Marketing literature talks about "variety-seeking" consumer behavior, which is generally characterized by low cost, low stakes purchases. Because of this consumers are willing to take a chance and say try a new product or unfamiliar brand. This is occasionally applied to food purchases or restaurant orders, which in the great scheme of things don't cost all that much, even if one is temporarily unemployed, so customers are willing to take chances that they might not otherwise.
In my case, this does not apply to food at all. What genius would classify a meal as low stakes? What could be more important than what you eat for dinner or lunch?

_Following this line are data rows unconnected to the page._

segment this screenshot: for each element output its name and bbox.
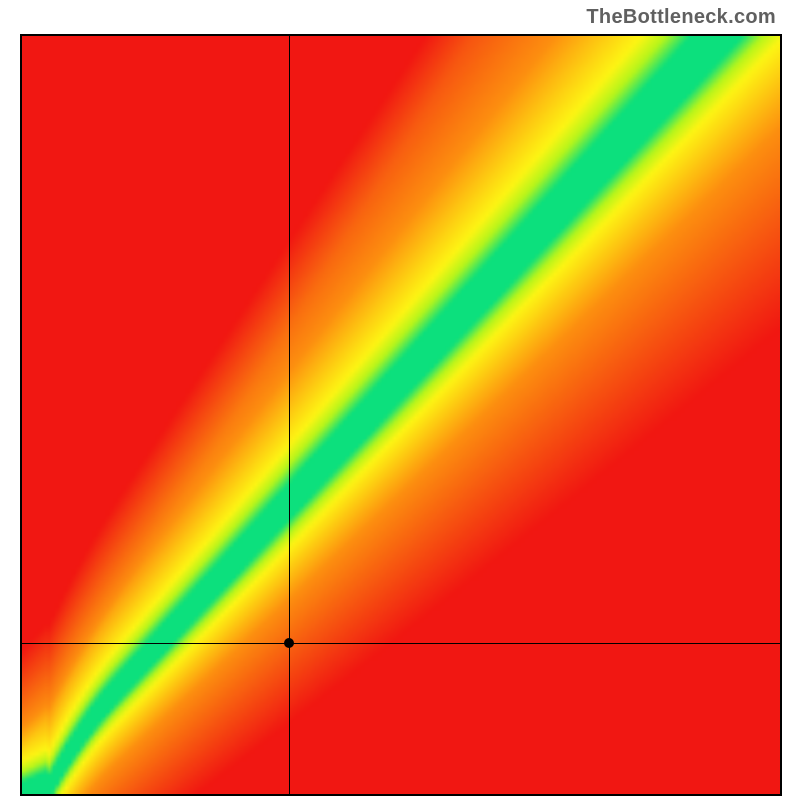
marker-dot xyxy=(284,638,294,648)
chart-container: TheBottleneck.com xyxy=(0,0,800,800)
plot-frame xyxy=(20,34,782,796)
crosshair-vertical xyxy=(289,36,290,794)
attribution-text: TheBottleneck.com xyxy=(586,6,776,29)
crosshair-horizontal xyxy=(22,643,780,644)
heatmap-canvas xyxy=(22,36,780,794)
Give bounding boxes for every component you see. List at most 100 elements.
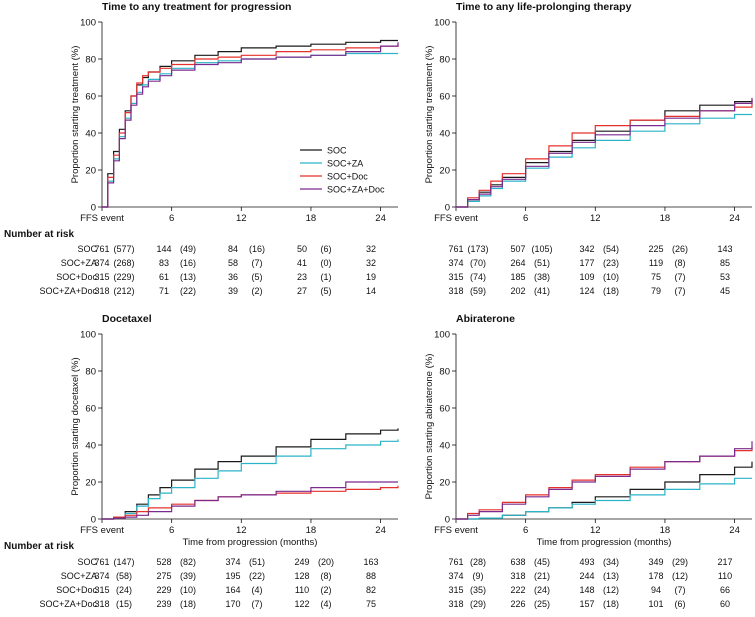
y-tick-label: 40	[439, 441, 450, 452]
y-tick-label: 20	[439, 478, 450, 489]
risk-cell: 349	[648, 557, 663, 567]
risk-cell: 71	[159, 286, 169, 296]
y-tick-label: 80	[439, 367, 450, 378]
risk-cell: (6)	[675, 599, 686, 609]
risk-cell: 318	[94, 599, 109, 609]
risk-cell: 249	[294, 557, 309, 567]
series-line-soc-za	[456, 477, 752, 520]
risk-row-label: SOC+ZA	[61, 571, 97, 581]
risk-cell: 88	[366, 571, 376, 581]
y-tick-label: 60	[439, 92, 450, 103]
risk-cell: (35)	[470, 585, 486, 595]
risk-cell: 222	[510, 585, 525, 595]
risk-table-header: Number at risk	[4, 541, 74, 552]
risk-cell: (13)	[603, 571, 619, 581]
risk-cell: 638	[510, 557, 525, 567]
risk-cell: (22)	[180, 286, 196, 296]
x-tick-label: 12	[590, 213, 601, 224]
risk-cell: (59)	[470, 286, 486, 296]
chart-title: Time to any treatment for progression	[102, 1, 291, 13]
risk-cell: 19	[366, 272, 376, 282]
x-tick-label: 24	[729, 213, 740, 224]
risk-cell: 315	[94, 272, 109, 282]
risk-row-label: SOC	[77, 557, 97, 567]
y-tick-label: 0	[445, 203, 450, 214]
risk-cell: 144	[156, 244, 171, 254]
y-tick-label: 60	[85, 92, 96, 103]
series-line-soc-doc	[102, 44, 399, 208]
risk-cell: 318	[94, 286, 109, 296]
risk-cell: 170	[225, 599, 240, 609]
y-axis-label: Proportion starting treatment (%)	[70, 46, 81, 184]
risk-cell: (38)	[534, 272, 550, 282]
risk-cell: 374	[448, 258, 463, 268]
risk-cell: (577)	[113, 244, 134, 254]
risk-cell: (24)	[534, 585, 550, 595]
risk-cell: 66	[720, 585, 730, 595]
panel-abiraterone: Abiraterone 0 20 40 60 80 100 FFS event 6 12 18 24 P…	[424, 313, 753, 548]
y-tick-label: 40	[439, 129, 450, 140]
risk-cell: (1)	[321, 272, 332, 282]
y-tick-label: 100	[80, 18, 96, 29]
risk-cell: 14	[366, 286, 376, 296]
risk-cell: 122	[294, 599, 309, 609]
risk-cell: (105)	[531, 244, 552, 254]
y-axis-label: Proportion starting abiraterone (%)	[424, 354, 435, 500]
risk-cell: 32	[366, 244, 376, 254]
risk-cell: 315	[448, 272, 463, 282]
risk-cell: 239	[156, 599, 171, 609]
risk-cell: 110	[295, 585, 309, 595]
risk-row-label: SOC+ZA+Doc	[39, 599, 97, 609]
panel-docetaxel: Docetaxel 0 20 40 60 80 100 FFS event 6 12 18 24 Pro…	[70, 313, 399, 548]
legend-label: SOC+Doc	[327, 172, 368, 182]
risk-cell: 45	[720, 286, 730, 296]
risk-cell: (18)	[603, 599, 619, 609]
panel-any-treatment: Time to any treatment for progression 0 20…	[70, 1, 399, 224]
risk-cell: 84	[228, 244, 238, 254]
risk-cell: (16)	[180, 258, 196, 268]
risk-cell: 275	[156, 571, 171, 581]
y-tick-label: 100	[80, 330, 96, 341]
x-tick-label: FFS event	[434, 213, 478, 224]
risk-cell: 244	[579, 571, 594, 581]
risk-cell: 23	[297, 272, 307, 282]
legend-label: SOC+ZA+Doc	[327, 185, 385, 195]
risk-cell: 178	[648, 571, 663, 581]
risk-cell: 264	[510, 258, 525, 268]
risk-cell: (25)	[534, 599, 550, 609]
risk-cell: 761	[94, 244, 109, 254]
risk-row-label: SOC+Doc	[56, 585, 97, 595]
y-tick-label: 60	[439, 404, 450, 415]
risk-cell: 315	[448, 585, 463, 595]
risk-cell: (6)	[321, 244, 332, 254]
x-tick-label: 6	[523, 525, 528, 536]
chart-title: Abiraterone	[456, 313, 515, 325]
y-tick-label: 60	[85, 404, 96, 415]
y-tick-label: 40	[85, 441, 96, 452]
series-line-soc-doc	[456, 99, 753, 208]
chart-title: Time to any life-prolonging therapy	[456, 1, 632, 13]
risk-cell: 79	[651, 286, 661, 296]
risk-cell: 342	[579, 244, 594, 254]
risk-cell: (82)	[180, 557, 196, 567]
risk-cell: (18)	[180, 599, 196, 609]
risk-row-label: SOC+ZA+Doc	[39, 286, 97, 296]
risk-cell: 119	[649, 258, 663, 268]
risk-cell: 226	[510, 599, 525, 609]
x-tick-label: 18	[306, 525, 317, 536]
risk-cell: 318	[448, 599, 463, 609]
risk-cell: 761	[94, 557, 109, 567]
risk-cell: 374	[225, 557, 240, 567]
risk-cell: 315	[94, 585, 109, 595]
risk-row-label: SOC+Doc	[56, 272, 97, 282]
x-tick-label: FFS event	[80, 525, 124, 536]
risk-cell: (18)	[603, 286, 619, 296]
risk-cell: 128	[294, 571, 309, 581]
legend-label: SOC	[327, 146, 347, 156]
risk-cell: (20)	[318, 557, 334, 567]
risk-cell: 202	[510, 286, 525, 296]
risk-cell: 124	[579, 286, 594, 296]
risk-cell: (49)	[180, 244, 196, 254]
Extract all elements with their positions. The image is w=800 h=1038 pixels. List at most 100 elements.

I have something of a reputation as a variety-seeker in matters gastronomic. In my former life, I used to range as freely over the animal kingdom, and animal body, as anyone who is not Cantonese. However, in recent years, I have become something of a reformed omnivore and have approached the observance of kashruth. But within constraints, I am game for almost anything.

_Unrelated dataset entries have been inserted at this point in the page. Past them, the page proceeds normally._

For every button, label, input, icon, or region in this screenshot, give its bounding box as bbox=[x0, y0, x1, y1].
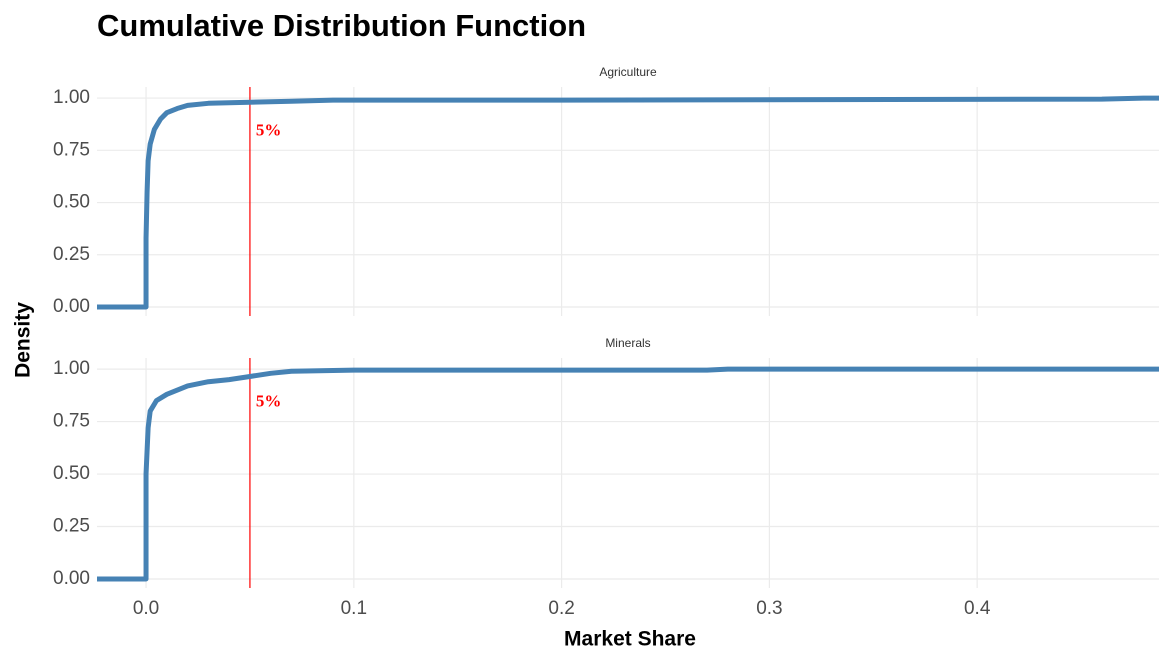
y-tick-label: 0.25 bbox=[53, 244, 90, 265]
x-axis-label: Market Share bbox=[564, 628, 696, 651]
y-tick-label: 0.50 bbox=[53, 192, 90, 213]
y-tick-label: 0.00 bbox=[53, 296, 90, 317]
panel-title: Agriculture bbox=[599, 65, 657, 79]
chart-title: Cumulative Distribution Function bbox=[97, 8, 586, 43]
annotation: 5% bbox=[256, 392, 282, 411]
x-tick-label: 0.2 bbox=[548, 598, 574, 619]
panel-title: Minerals bbox=[605, 336, 650, 350]
y-tick-label: 1.00 bbox=[53, 87, 90, 108]
y-tick-label: 0.00 bbox=[53, 568, 90, 589]
y-tick-label: 1.00 bbox=[53, 358, 90, 379]
y-tick-label: 0.25 bbox=[53, 516, 90, 537]
y-tick-label: 0.75 bbox=[53, 411, 90, 432]
y-axis-label: Density bbox=[12, 302, 35, 378]
cdf-line bbox=[97, 95, 1159, 310]
cdf-line bbox=[97, 366, 1159, 582]
x-tick-label: 0.4 bbox=[964, 598, 991, 619]
y-tick-label: 0.50 bbox=[53, 463, 90, 484]
x-tick-label: 0.0 bbox=[133, 598, 159, 619]
y-tick-label: 0.75 bbox=[53, 139, 90, 160]
x-tick-label: 0.1 bbox=[341, 598, 367, 619]
x-tick-label: 0.3 bbox=[756, 598, 782, 619]
annotation: 5% bbox=[256, 120, 282, 139]
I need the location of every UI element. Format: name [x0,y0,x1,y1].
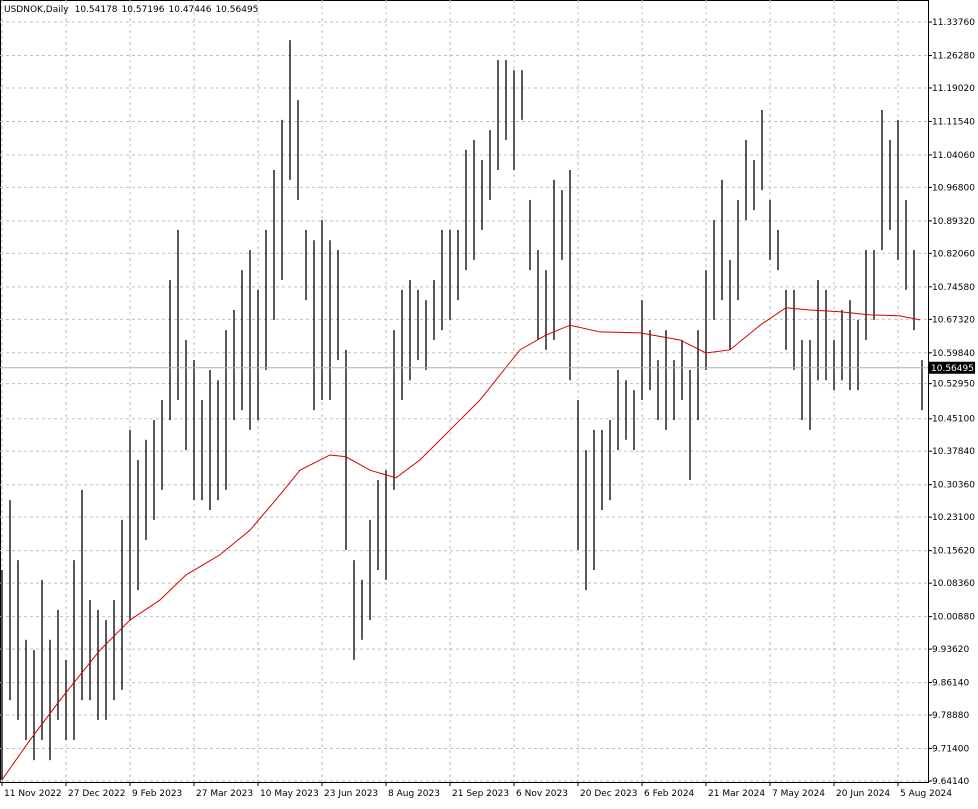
y-tick-label: 10.89320 [932,217,975,227]
x-tick-label: 5 Aug 2024 [900,789,952,799]
y-tick-label: 10.15620 [932,547,975,557]
x-tick-label: 7 May 2024 [772,789,825,799]
price-label: 10.56495 [931,364,974,374]
y-tick-label: 10.37840 [932,447,975,457]
x-tick-label: 21 Mar 2024 [708,789,765,799]
x-tick-label: 21 Sep 2023 [452,789,509,799]
marks [0,40,928,781]
x-tick-label: 20 Dec 2023 [580,789,638,799]
y-tick-label: 11.26280 [932,51,975,61]
y-tick-label: 10.08360 [932,579,975,589]
bar-close: 10.56495 [215,5,258,15]
y-tick-label: 10.74580 [932,283,975,293]
y-tick-label: 10.96800 [932,183,975,193]
x-tick-label: 11 Nov 2022 [4,789,62,799]
bar-low: 10.47446 [169,5,212,15]
x-tick-label: 6 Nov 2023 [516,789,568,799]
symbol: USDNOK,Daily [4,5,69,15]
bar-open: 10.54178 [75,5,118,15]
bar-high: 10.57196 [122,5,165,15]
y-tick-label: 11.19020 [932,84,975,94]
y-tick-label: 11.04060 [932,151,975,161]
chart-header: USDNOK,Daily 10.54178 10.57196 10.47446 10.5… [4,5,258,15]
x-tick-label: 10 May 2023 [260,789,319,799]
x-tick-label: 6 Feb 2024 [644,789,695,799]
y-tick-label: 9.78880 [932,711,969,721]
x-tick-label: 8 Aug 2023 [388,789,440,799]
y-tick-label: 10.00880 [932,613,975,623]
y-tick-label: 9.86140 [932,679,969,689]
y-tick-label: 10.82060 [932,249,975,259]
x-tick-label: 9 Feb 2023 [132,789,182,799]
x-tick-label: 27 Dec 2022 [68,789,126,799]
y-tick-label: 10.23100 [932,513,975,523]
y-tick-label: 10.52950 [932,380,975,390]
y-tick-label: 10.67320 [932,315,975,325]
y-tick-label: 10.59840 [932,349,975,359]
y-tick-label: 11.33760 [932,18,975,28]
y-tick-label: 9.64140 [932,777,969,787]
price-label-box [929,361,975,374]
y-tick-label: 11.11540 [932,117,975,127]
moving-average [1,307,921,781]
x-tick-label: 20 Jun 2024 [836,789,890,799]
y-tick-label: 10.30360 [932,481,975,491]
y-tick-label: 9.93620 [932,645,969,655]
plot-frame [0,0,929,783]
y-tick-label: 10.45100 [932,415,975,425]
x-tick-label: 27 Mar 2023 [196,789,253,799]
y-tick-label: 9.71400 [932,745,969,755]
x-tick-label: 23 Jun 2023 [324,789,378,799]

However, there are some combinations of food, place and companion that seem to preclude variation. Whenever I go out to lunch with Kyle, a friend and former co-worker, we always go to Wu Liang Ye at 39th and Lexington. I never seem to go there with anyone but him, and when we go, we always order the same dishes: cold noodles with sesame vinaigrette (one of the best versions of sesame noodles in the city, completely ungloppy); green beans with Yibin city spice, which are dried sauteed string beans with shredded pickled vegetables for flavor (we ask them to leave out the pork), and chicken with spicy capsicum, only made with fried tofu (see picture). The main question is who orders, and whether we ask for the tofu to be extra spicy or not.
We met for lunch today, and the formula did not vary. However, he did the ordering, and we opted for somewhat less spicy tofu, since I had two informational interviews scheduled after lunch, and did not want to asphyxiate my interlocutors when I exhaled.